MH Village is a marketplace to buy, sell or rent manufactured homes and RVs. The website also includes a searchable mobile home community database.

Remember to also do a Google search for RV parks or mobile home villages in your area that might not show up on the sites previously mentioned.

Tiny House Options
If living in an RV park or a mobile home community isn’t your style, that’s ok. Tiny Housers have difficulty parking their homes too. Those crafty tiny housers have created the following websites can help you locate an alternative place to park your home.

TinyHouseCommunity.com is a resource that connects tiny house owners with builders, communities, and fellow tiny housers. The Places page on TinyHouseCommunity details counties that allow tiny houses, as well as communities that welcome tinyhouses or RVs.

TinyHouseMap.com is an interactive map that you can use to search for fellow tiny housers, tiny house builders and tiny house communities for parking.

TinyHouseParking.com is also an interactive map, which can be configured to display parking places available for rent or purchase. On TinyHouseParking you can even create a “parking wanted” ad.

Backyard Livin’
If all else fails, you can always ask if friends or relatives will let you stay in their backyard in exchange for chores or a small rental fee. Dee Williams, one of the tiny house pioneers, began her tiny living journey in a friend’s backyard. Again, according to those pesky zoning laws, living full-time in an RV in someone’s backyard might not be legal. I am not a lawyer and I can’t give legal advice. It’s up to you to decide if you are willing to skirt the law.

I hope this helps. I have more details about how to live in an Airstream in my e-book, available here.

Good luck, friends,

6 thoughts on “Where to Park and Live in a RV– legally!

  1. Jonathan D Saavedra

    Thank you so much for this! I love your blog! I may be on here a lot in the future being that I am planning on doing this. So please don’t get upset with all my questions 🙂

  2. Renee

    Hi Melanie, I came across your post and found it very helpful. Its funny to think about the legalities of what’s “allowed”…..If its all you have (roof over your head) geez… any hoo, I’m getting ready to shop for my first Conversation Van / Sportsmobile but one of my most “ify” question is : how do you know its safe? I’m solo … kicked the cheating husband to the curb and I’m hitting the open road with my Fur Baby! Any advice on places you’ve been that’s not full of crazies? I’m looking for just short term places and then off I go to next spot.

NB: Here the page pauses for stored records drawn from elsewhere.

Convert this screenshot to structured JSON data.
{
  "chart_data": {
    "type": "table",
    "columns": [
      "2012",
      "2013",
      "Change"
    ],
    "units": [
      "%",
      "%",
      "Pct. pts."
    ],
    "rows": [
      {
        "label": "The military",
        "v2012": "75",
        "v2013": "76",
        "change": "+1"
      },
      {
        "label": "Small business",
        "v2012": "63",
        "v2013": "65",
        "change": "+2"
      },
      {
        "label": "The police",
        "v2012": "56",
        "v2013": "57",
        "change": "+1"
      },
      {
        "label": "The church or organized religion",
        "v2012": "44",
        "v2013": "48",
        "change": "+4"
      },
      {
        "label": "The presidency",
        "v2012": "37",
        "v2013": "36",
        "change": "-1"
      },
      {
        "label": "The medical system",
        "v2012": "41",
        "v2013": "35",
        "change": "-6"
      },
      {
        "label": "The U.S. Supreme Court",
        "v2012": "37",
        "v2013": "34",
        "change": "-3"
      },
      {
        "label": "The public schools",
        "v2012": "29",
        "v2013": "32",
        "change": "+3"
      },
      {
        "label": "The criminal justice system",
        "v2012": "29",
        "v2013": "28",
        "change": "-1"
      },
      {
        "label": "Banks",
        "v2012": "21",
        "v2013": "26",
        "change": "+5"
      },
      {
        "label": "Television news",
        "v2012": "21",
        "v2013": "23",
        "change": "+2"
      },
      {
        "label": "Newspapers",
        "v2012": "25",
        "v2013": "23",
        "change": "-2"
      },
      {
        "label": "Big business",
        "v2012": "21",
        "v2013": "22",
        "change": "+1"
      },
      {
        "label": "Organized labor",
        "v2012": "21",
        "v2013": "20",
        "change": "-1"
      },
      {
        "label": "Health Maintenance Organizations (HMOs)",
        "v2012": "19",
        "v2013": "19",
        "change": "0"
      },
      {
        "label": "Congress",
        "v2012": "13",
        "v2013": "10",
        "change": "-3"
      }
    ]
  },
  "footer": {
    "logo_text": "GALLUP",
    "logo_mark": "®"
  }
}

    P.S. If you ever go to Julian Calif. it’s pure Beautiful at the many places they have for us “small life people”



    1. melanie Post author

      Hi Renee, thanks for reaching out! I do have some advice about that in my book, available here but in short, I would say to read reviews, but don’t scare yourself either. Most people are generally good, but if you feel unsafe, just get out of there. Your instincts are usually right. Good luck! You can do this!

  3. K Bruce

    My husband and I lived from April to October in National Forests. There are no camping fees, but you must move your trailer to another National forest every 2 weeks. By that time we needed to empty and refill tanks anyway. We lived closer to his work than his co workers and loved the change of scenery and quiet.